Republicans’ First Goal: Win Back Voters’ Trust in Washington

Voters sent a crucial message in last week’s midterms: They want change. Unfortunately, President Obama and Democrats didn’t seem to be listening. They’re already advocating the same tired agenda and maintaining the same leadership that developed it.

It wasn’t always clear that the Republican Party would properly interpret the results either. After all, it’s difficult to check your ego after a wave of this magnitude. But the fact is, as Yuval Levin writes for National Review, “this is an election that the Democrats lost far more than an election that Republicans won.” The voters clearly didn’t like the direction President Obama was taking the country, and were willing to do anything to change course, but they have yet to give Republicans a mandate to govern.

What Republicans have realized is that the next two years are about restoring trust, rehabilitating the conservative brand, and advocating for conservative solutions, such that they can achieve true conservative governance in 2016. How do we do it? Sen. Mike Lee offers a great start:

The greatest challenge to policymaking today is distrust. . . .

Rather than resent or deny this fact, Republican leaders should embrace it. We should throw open the doors of Congress, and restore genuine representative democracy to the American republic.

No more “cliff” crises. No more secret negotiations. No more take-it-or-leave-it deadline deals. No more passing bills without reading them. No more procedural manipulation to block debate and compromise. These are the abuses that have created today’s status quo—the status quo Republicans have been hired to correct.

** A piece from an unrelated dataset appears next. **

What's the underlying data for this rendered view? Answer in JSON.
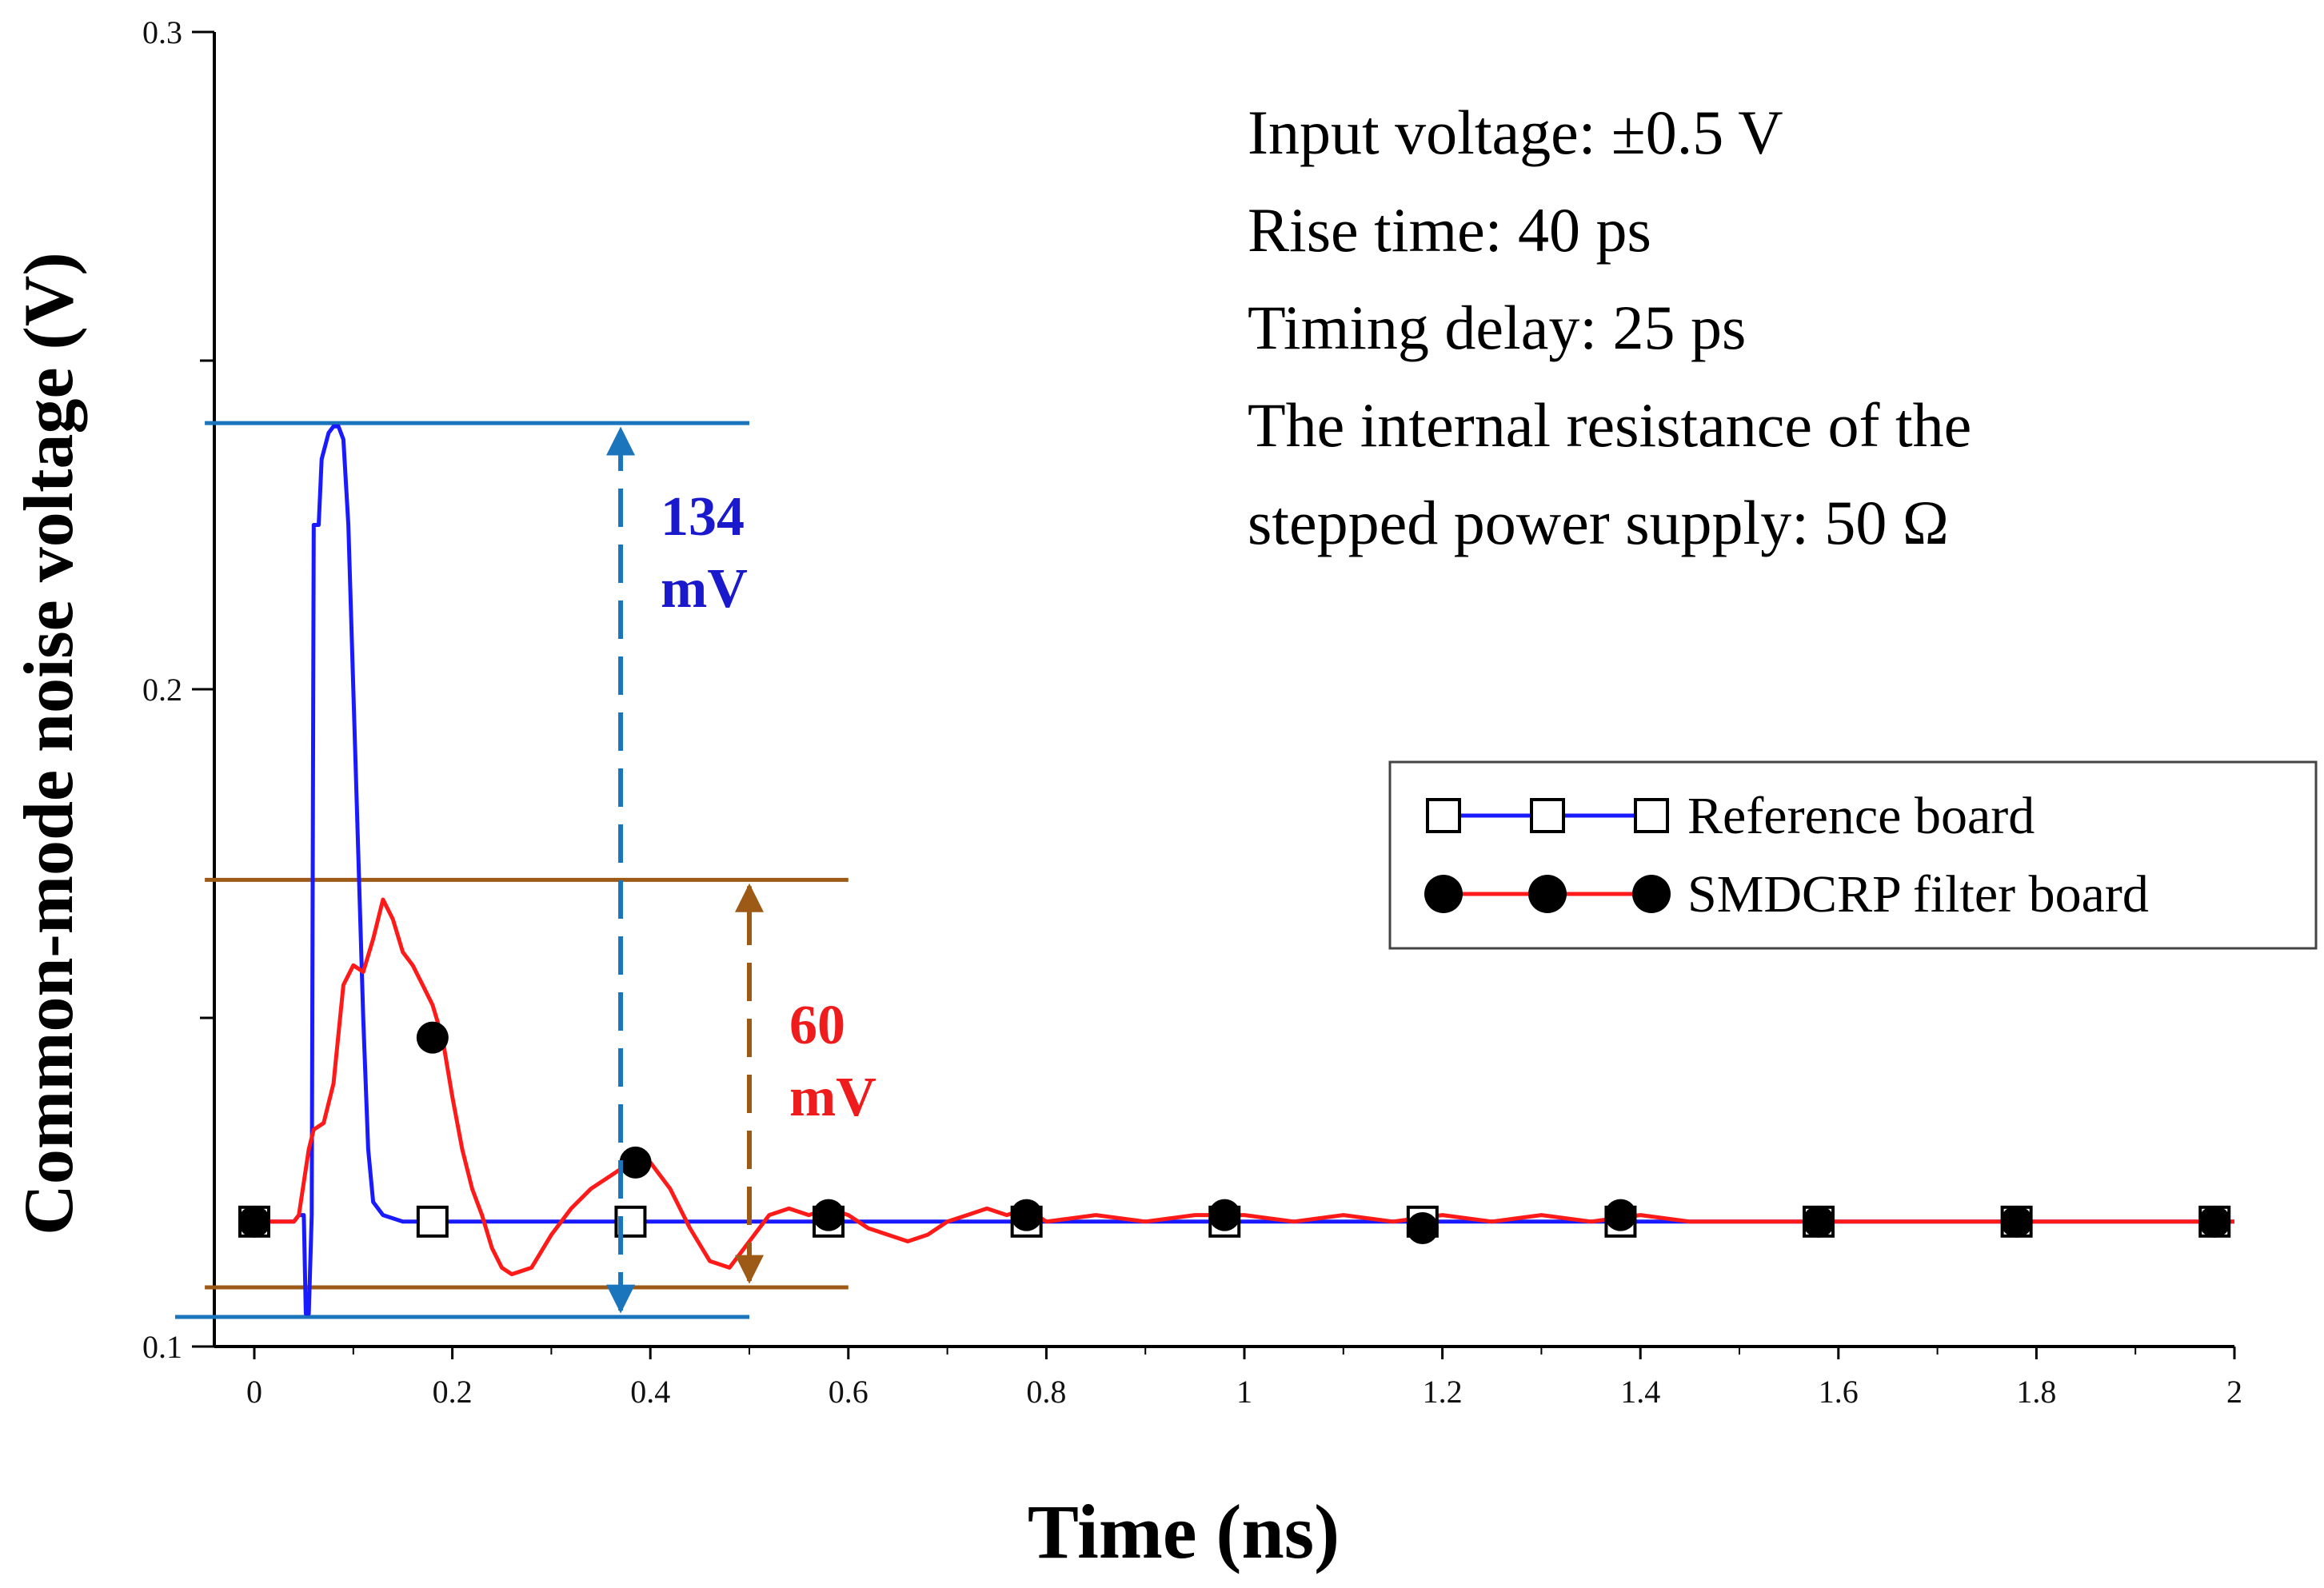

Of course, restoring trust will require more than just not doing things, it will require proactively changing the process to one that is open and collaborative. In short, Republicans should think about governance the same way they would the economy: Foster good ideas regardless of the source, encourage entrepreneurs to pursue their ideas, nurture young talent, allow and encourage debate, and reject cronyism. None of those things happened under the iron-fisted, top-down rule of Harry Reid and as a result the people’s business got bottled up by politics. If Americans are every to trust Republican governance, that has to end.

Republican leaders have also made a commitment to focusing on policies, not politics, in order to unclog the legislative process.

“[W]e will restore an era in which committees in both the House and the Senate conduct meaningful oversight of federal agencies and debate legislation; and where members of the minority party in both chambers are given the opportunity to participate in the process of governing,” write Speaker John Boehner and Majority Leader McConnell.

Of course, Republicans will now have the benefit of setting the agenda, which will allow them to not only show voters that things can get done in Washington, it will allow them to create a clear contrast in agendas in the run to 2016. Here’s what that means and doesn’t mean according to National Review’s Yuval Levin:

That doesn’t mean that lots of Republican ideas get enacted, or even reach the president. The filibuster will prevent that. It means, rather, that those ideas get killed in Senate votes instead of getting killed by the Senate’s unwillingness to vote. And that’s a significant difference, because it puts both Republicans and (for the first time) Democrats on the record in a meaningful way.

Levin is right to think that this is important, not just because sketching a contrast between Republicans and Democrats will be key for voters, but because the process of creating and pursuing a conservative agenda will allow us to rebuild the brand through honest policy debates.

That creates at least as much opportunity for errors as it does for successes, especially when the president still controls the bully pulpit and the media will largely disagree with us, but there are certainly pitfalls we should make sure to avoid. Perhaps the most prominent is just offering up programmatic budget cuts without fundamental reforms.

“Just spending less on a misguided program doesn’t get you any closer to a real solution than just spending more on it,” Sen. Lee writes. “If the program is dysfunctional—if it doesn’t do what it’s supposed to do, and what it supposed to do is worth doing—fix it.”

And that’s the point. The federal government does have a role to play in fixing some of the problems that face our nation. Republicans were elected not to dismantle Washington, they were elected to fix what Democrats broke. It’s time to show that we can.